109If a new debtor becomes bound under security agreements in which a single original debtor created multiple conflicting security interests in the same collateral, how does the UCC determine priority?
110When a new debtor becomes bound under security agreements that originated with different original debtors, how does the UCC determine priority?
111Does a secured party with control over a deposit account generally have priority over a secured party who claims a conflicting interest but does not have control?
112How does the UCC determine priority among conflicting security interests in a deposit account held by secured parties with control?
113Two competing creditors each perfected a security interest in the same deposit account by establishing control over it. One established control through a control agreement with the debtor and the bank where the deposit account was maintained. The control agreement provided that the secured creditor could direct disposition of funds in the deposit account without further consent by the debtor. The other secured creditor was the bank where the deposit account was maintained.Which secured creditor had superior priority to the deposit account?

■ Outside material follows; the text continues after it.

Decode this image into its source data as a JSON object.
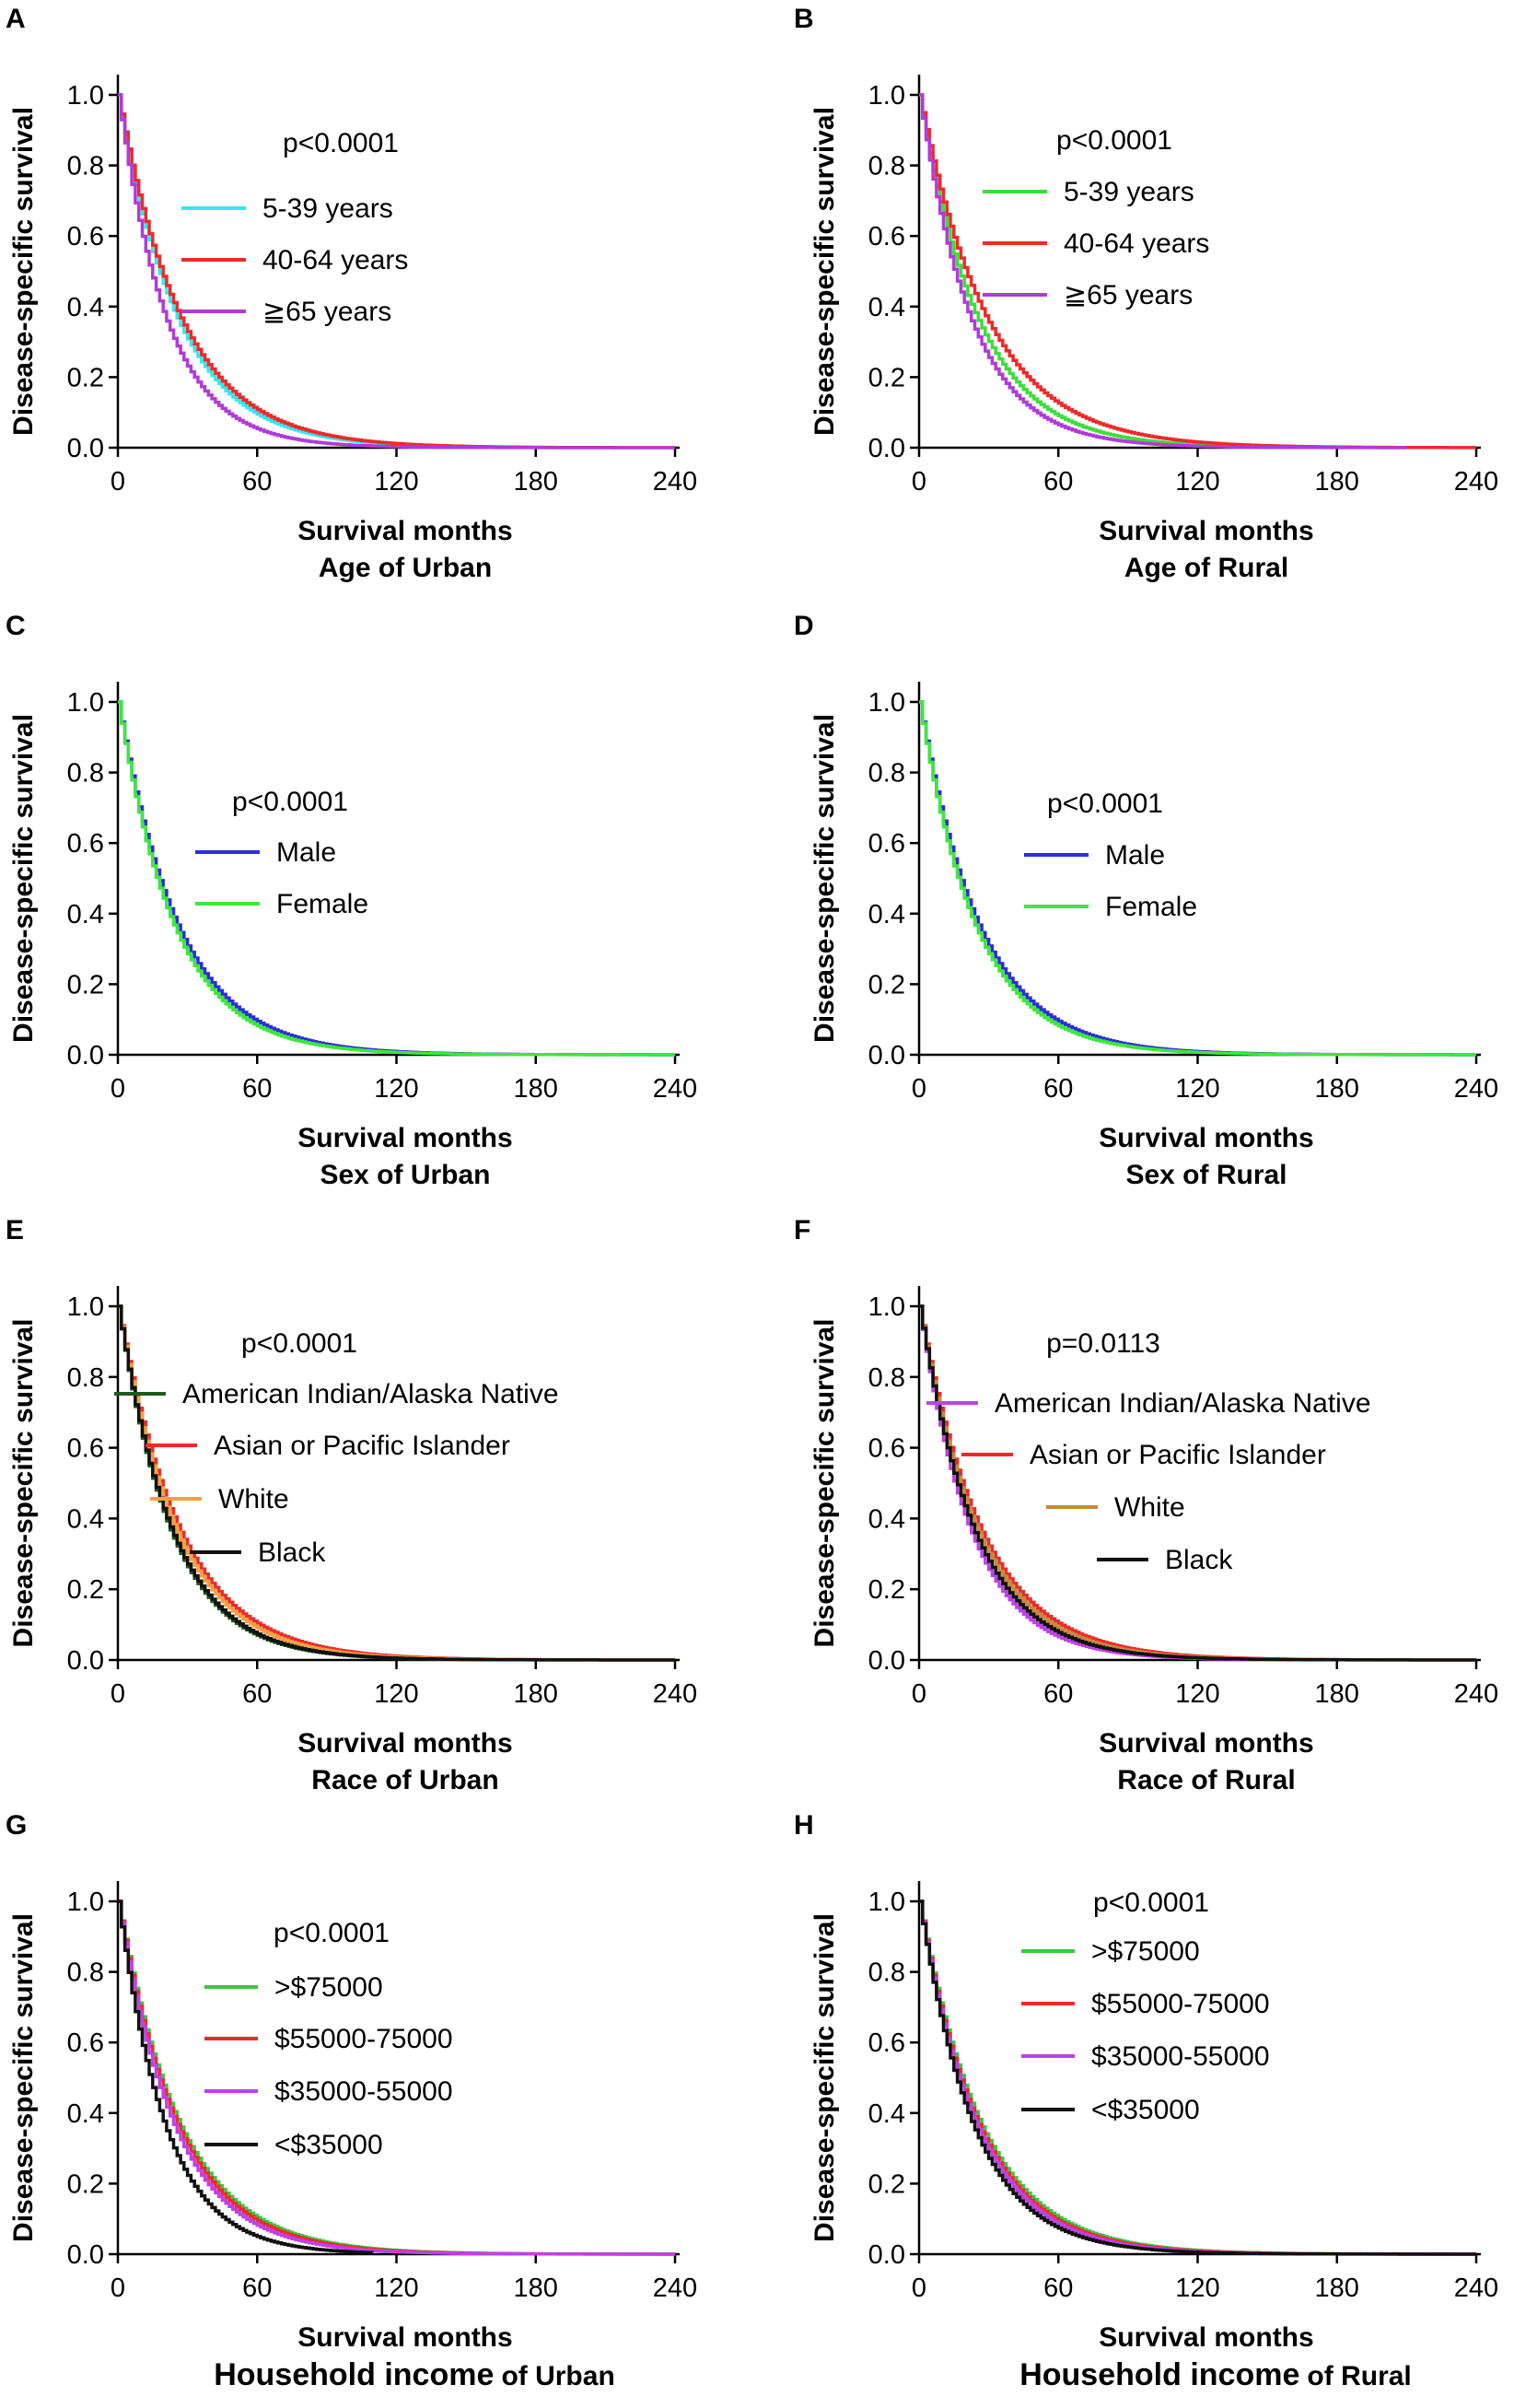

114Two competing secured creditors each perfected a security interest in a deposit account through control. One established control by being the bank where the deposit account was maintained. The other established control by becoming that bank’s customer with respect to the deposit account. Which secured creditor had superior priority to the deposit account?
115Does a secured party with an interest perfected by control in investment property have control over a secured party with a conflicting interest perfected by filing?
116Each of two secured creditors had a security interest in the same investment property. On January 1, one creditor perfected its security interest by properly filing a financing statement. On February 1 of the same year, the other creditor perfected its security interest through control. Does the secured creditor that perfected through control have priority in the investment property?
117How is priority determined between conflicting, perfected security interests in the same letter-of-credit right?
118What is the general rule of priority regarding security interests in fixtures?
119A bank held a properly recorded mortgage on a debtor’s office building. During the first year that the debtor occupied the building, the debtor installed a new central air-conditioning system. The system became a fixture upon installation. Subsequently, a lender took an enforceable security interest in all of the debtor’s fixtures to secure an extension of credit. The lender perfected this security interest by timely making a fixture filing.Assuming the general rule of priority in fixtures applies, does the lender have priority to the debtor’s air-conditioning system?
120What are the four requirements for a proper fixture filing?